Authors: Jielin Qiu,Ge Huang,Tai Sing Lee
ArXiv: 1901.09002
Document:
PDF
DOI
Abstract URL: http://arxiv.org/abs/1901.09002v1
In this paper we developed a hierarchical network model, called Hierarchical
Prediction Network (HPNet), to understand how spatiotemporal memories might be
learned and encoded in the recurrent circuits in the visual cortical hierarchy
for predicting future video frames. This neurally inspired model operates in
the analysis-by-synthesis framework. It contains a feed-forward path that
computes and encodes spatiotemporal features of successive complexity and a
feedback path for the successive levels to project their interpretations to the
level below. Within each level, the feed-forward path and the feedback path
intersect in a recurrent gated circuit, instantiated in a LSTM module, to
generate a prediction or explanation of the incoming signals. The network
learns its internal model of the world by minimizing the errors of its
prediction of the incoming signals at each level of the hierarchy.
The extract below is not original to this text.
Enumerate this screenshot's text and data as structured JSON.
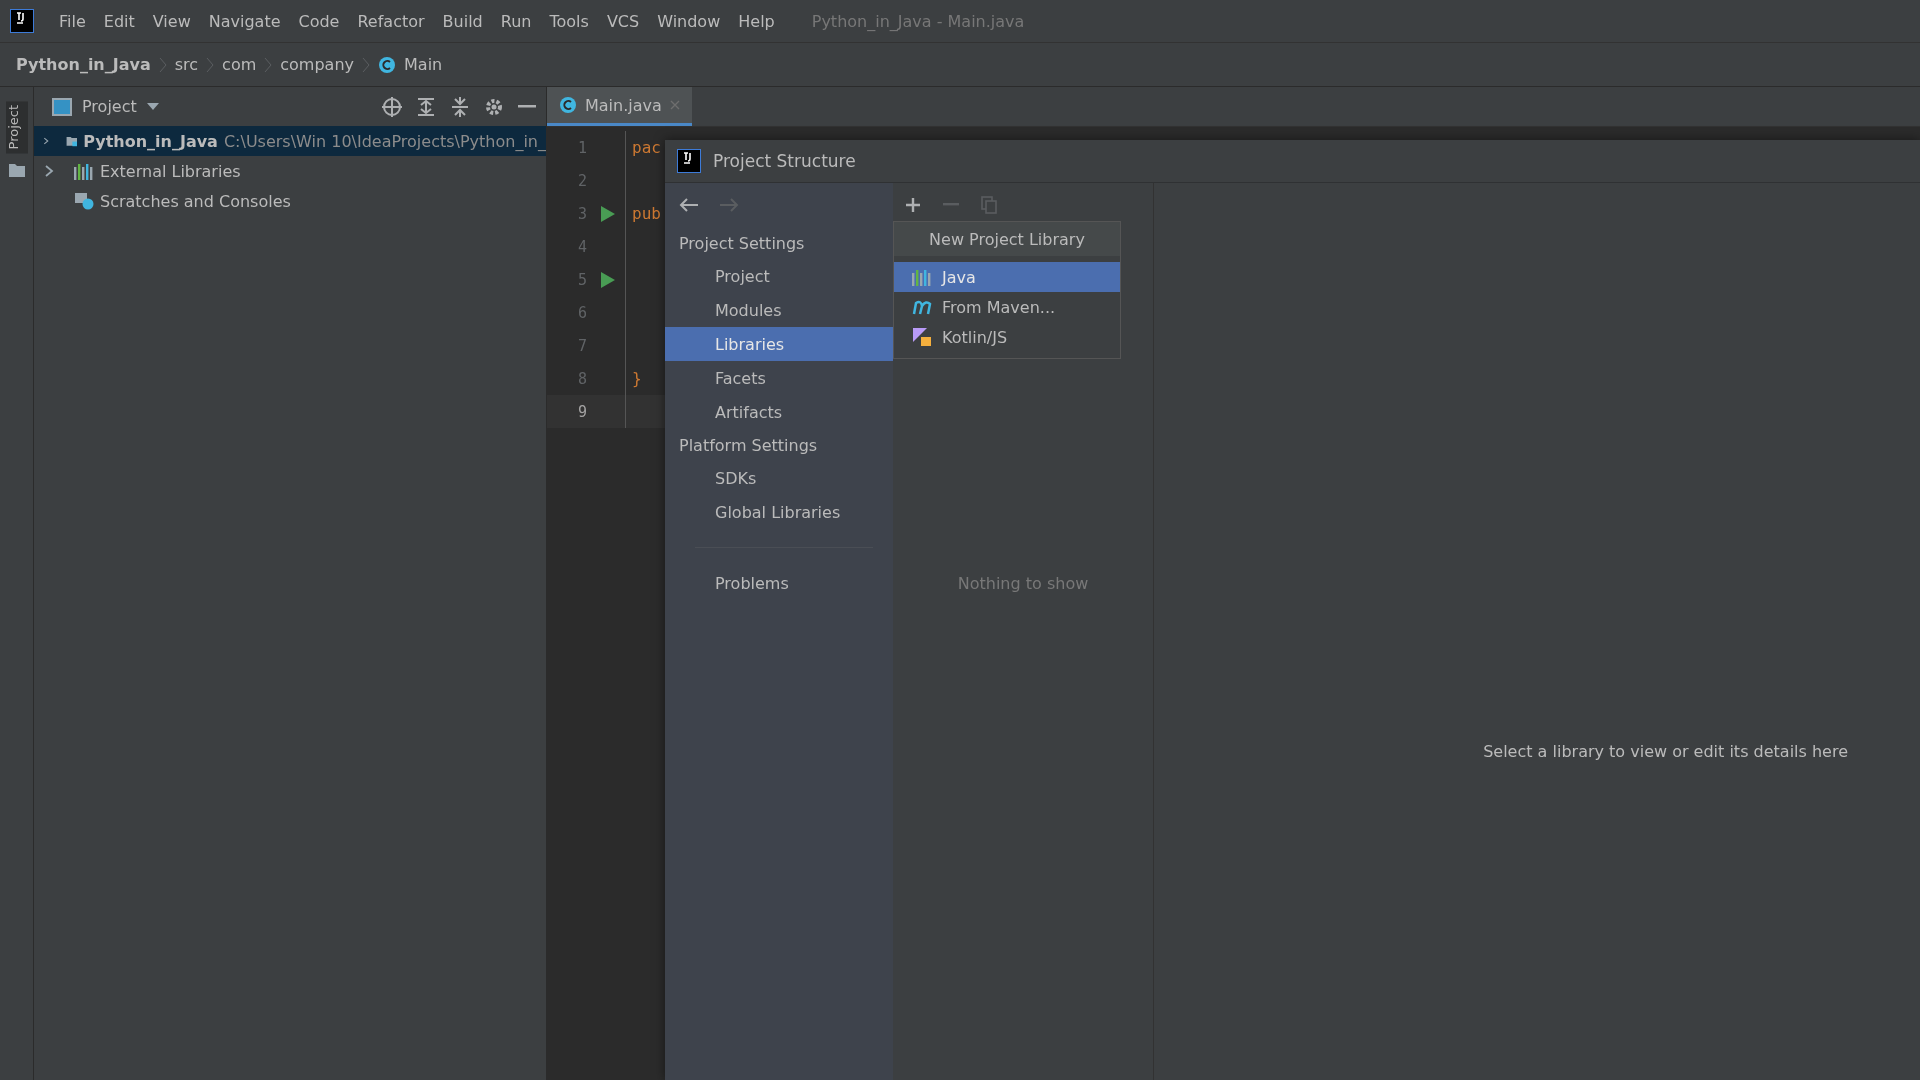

We found
that hierarchical interaction in the network increases semantic clustering of
global movement patterns in the population codes of the units along the
hierarchy, even in the earliest module. This facilitates the learning of
relationships among movement patterns, yielding state-of-the-art performance in
long range video sequence predictions in the benchmark datasets. The network
model automatically reproduces a variety of prediction suppression and
familiarity suppression neurophysiological phenomena observed in the visual
cortex, suggesting that hierarchical prediction might indeed be an important
principle for representational learning in the visual cortex.